Tailoring AI Responses for Your Domain

/

As artificial intelligence continues to advance, the need for domain-specific response systems has become increasingly important. These systems are designed to provide precise and contextually relevant answers in specialized fields, improving the user experience and efficiency. In this blog, we will share slight insight on how to create a domain-specific response system using AWS Bedrock Claude for AI capabilities, Retrieval-Augmented Generation (RAG) for enhanced responses, and MongoDB’s vector database for storing embeddings. By combining these technologies, you can build a robust and efficient system tailored to your specific domain needs.

This article is structured into multiple sections to streamline the stages involved in creating a domain-based AI assistant using RAG and prompt engineering.

What is Retrieval-Augmented Generation (RAG)?

RAG is an innovative technique that enhances the capabilities of language models by incorporating external knowledge sources into the response generation process. In traditional generation-based models, the AI generates responses purely based on the training data it has seen. This can sometimes lead to inaccuracies or hallucinations, especially when the model encounters domain-specific or rare queries.
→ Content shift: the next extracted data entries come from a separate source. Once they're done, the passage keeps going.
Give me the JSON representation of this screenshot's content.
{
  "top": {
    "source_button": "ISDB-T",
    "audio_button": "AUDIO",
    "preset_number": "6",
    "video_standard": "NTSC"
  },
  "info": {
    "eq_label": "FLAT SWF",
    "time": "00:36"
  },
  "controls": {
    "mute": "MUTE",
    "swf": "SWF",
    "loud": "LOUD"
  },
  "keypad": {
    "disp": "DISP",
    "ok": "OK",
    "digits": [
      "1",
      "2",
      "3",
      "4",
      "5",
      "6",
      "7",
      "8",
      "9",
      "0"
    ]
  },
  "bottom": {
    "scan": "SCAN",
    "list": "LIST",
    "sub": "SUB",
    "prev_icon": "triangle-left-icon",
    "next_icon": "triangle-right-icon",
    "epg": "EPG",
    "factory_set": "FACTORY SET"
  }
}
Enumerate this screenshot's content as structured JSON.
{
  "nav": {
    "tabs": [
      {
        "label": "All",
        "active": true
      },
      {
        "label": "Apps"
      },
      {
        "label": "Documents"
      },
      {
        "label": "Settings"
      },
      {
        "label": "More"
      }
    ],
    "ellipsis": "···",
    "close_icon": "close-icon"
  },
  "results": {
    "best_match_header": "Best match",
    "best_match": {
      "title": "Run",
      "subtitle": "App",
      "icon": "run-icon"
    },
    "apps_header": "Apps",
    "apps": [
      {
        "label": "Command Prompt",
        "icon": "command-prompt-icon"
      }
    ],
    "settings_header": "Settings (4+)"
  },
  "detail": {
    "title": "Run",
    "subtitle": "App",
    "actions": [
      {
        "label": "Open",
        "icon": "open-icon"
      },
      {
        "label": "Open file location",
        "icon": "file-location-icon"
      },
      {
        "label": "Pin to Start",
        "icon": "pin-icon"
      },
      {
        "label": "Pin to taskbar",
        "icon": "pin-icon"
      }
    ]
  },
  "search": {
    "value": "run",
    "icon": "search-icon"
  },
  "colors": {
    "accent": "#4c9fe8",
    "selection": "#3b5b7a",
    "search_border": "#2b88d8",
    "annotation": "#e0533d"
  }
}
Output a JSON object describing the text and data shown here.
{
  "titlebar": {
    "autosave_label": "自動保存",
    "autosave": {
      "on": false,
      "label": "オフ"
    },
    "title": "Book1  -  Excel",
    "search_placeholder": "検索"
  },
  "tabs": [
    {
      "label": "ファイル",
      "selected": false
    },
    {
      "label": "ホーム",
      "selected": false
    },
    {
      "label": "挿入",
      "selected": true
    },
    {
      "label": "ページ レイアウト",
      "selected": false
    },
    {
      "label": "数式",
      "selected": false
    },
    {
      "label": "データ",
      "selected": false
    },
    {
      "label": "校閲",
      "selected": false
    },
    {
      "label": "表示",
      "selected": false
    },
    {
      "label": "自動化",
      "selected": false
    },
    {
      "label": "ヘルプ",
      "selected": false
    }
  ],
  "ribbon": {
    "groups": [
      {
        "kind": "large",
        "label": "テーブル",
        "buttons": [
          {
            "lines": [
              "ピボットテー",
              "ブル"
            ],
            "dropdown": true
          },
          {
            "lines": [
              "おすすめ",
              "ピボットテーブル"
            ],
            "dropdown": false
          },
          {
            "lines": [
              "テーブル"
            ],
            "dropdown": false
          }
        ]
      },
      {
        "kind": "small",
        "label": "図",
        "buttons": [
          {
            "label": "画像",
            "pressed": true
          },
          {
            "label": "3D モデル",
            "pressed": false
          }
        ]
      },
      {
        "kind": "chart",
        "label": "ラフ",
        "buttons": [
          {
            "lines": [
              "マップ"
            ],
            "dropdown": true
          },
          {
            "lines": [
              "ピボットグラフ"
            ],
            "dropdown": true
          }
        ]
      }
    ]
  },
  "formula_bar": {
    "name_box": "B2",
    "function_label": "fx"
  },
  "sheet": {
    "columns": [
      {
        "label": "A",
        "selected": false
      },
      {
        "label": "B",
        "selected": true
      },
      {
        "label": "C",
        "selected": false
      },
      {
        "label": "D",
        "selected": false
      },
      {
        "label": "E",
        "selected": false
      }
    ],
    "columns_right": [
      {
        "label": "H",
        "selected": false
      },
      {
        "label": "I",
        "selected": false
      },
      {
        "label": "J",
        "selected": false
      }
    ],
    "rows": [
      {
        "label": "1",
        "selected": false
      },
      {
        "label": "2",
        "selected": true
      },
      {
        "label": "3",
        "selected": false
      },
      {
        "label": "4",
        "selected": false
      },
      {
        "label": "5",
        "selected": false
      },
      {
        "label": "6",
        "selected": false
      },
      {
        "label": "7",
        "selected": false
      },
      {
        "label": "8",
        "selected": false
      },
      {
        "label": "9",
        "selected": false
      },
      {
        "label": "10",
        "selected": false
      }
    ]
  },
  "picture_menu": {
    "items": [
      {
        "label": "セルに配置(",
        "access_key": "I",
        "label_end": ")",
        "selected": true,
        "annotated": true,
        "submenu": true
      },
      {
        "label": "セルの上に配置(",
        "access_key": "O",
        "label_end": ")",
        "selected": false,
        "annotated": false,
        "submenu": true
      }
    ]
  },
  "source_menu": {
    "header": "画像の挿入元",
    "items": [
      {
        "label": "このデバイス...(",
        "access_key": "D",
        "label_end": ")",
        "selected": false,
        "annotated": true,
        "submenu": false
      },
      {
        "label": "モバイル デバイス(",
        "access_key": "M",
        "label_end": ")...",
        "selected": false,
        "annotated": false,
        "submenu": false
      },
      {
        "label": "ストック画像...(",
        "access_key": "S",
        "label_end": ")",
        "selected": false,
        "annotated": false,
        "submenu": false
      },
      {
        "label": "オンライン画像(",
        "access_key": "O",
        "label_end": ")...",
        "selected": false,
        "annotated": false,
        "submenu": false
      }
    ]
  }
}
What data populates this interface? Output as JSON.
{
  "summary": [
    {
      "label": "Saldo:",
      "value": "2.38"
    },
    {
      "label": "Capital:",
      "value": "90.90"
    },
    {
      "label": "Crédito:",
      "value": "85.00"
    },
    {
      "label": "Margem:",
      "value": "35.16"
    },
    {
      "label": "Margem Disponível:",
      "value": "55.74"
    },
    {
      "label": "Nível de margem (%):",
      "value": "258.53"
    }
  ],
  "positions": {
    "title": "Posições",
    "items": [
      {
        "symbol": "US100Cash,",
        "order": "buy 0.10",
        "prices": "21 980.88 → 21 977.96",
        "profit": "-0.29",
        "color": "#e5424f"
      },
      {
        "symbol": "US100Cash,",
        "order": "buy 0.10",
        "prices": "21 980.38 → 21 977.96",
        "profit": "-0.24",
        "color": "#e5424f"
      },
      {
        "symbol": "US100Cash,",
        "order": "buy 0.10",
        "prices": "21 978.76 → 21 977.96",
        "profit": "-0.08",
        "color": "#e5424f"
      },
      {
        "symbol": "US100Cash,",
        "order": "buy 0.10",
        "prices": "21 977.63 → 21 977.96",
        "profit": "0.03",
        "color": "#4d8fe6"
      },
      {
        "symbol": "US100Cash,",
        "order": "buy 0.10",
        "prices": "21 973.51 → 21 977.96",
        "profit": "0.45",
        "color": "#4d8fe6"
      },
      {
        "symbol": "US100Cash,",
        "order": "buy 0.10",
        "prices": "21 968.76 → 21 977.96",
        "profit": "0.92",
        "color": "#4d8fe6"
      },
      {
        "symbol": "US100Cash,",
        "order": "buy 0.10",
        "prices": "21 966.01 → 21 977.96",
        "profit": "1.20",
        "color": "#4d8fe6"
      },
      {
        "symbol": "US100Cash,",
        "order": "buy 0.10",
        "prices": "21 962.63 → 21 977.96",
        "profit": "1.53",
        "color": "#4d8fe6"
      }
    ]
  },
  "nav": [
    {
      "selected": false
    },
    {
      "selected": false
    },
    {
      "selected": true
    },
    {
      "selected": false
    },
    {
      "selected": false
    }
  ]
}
RAG addresses this issue by first retrieving relevant documents or information from an external knowledge base, such as a database, search engine, or any indexed data source. It then uses this retrieved information to augment the generation process, ensuring that the responses are both accurate and contextually relevant.

How RAG Works:

  1. Query Input: The process begins with the input query from the user. This could be a question, a request for information, or any prompt that requires a response from the AI system.
  2. Retrieval Phase: In the retrieval phase, the query is used to search an external knowledge source. This could be a document database, a vector store like MongoDB’s vector database, or even a search engine. The retrieval system finds the most relevant documents or data based on the query.
  3. Generation Phase: Once the relevant documents are retrieved, they are fed into the language model (like GPT-3, Claude, or another LLM) as context. The language model then generates a response that is informed by the retrieved documents. This ensures that the generated text is not only coherent but also backed by the most relevant and up-to-date information.
  4. Response Output: The final output is a response that is both contextually aware and accurate, making it far more reliable than a response generated purely by a language model without retrieval support.

Advantages of RAG:

  1. Improved Accuracy: By incorporating external data, RAG significantly improves the accuracy of the generated responses. This is particularly beneficial for domain-specific applications where precision is critical.
  2. Contextual Relevance: RAG ensures that responses are contextually relevant by retrieving information that is directly related to the user’s query. This reduces the risk of generating off-topic or irrelevant content.
  3. Scalability: RAG can easily be scaled across different domains and applications. By simply adjusting the retrieval source, you can tailor the AI’s responses to specific industries, such as healthcare, finance, legal, etc.
  4. Reduced Hallucination: One of the key challenges with generative models is the tendency to hallucinate—generating information that sounds plausible but is factually incorrect. RAG mitigates this issue by grounding the generated content in real, retrieved data.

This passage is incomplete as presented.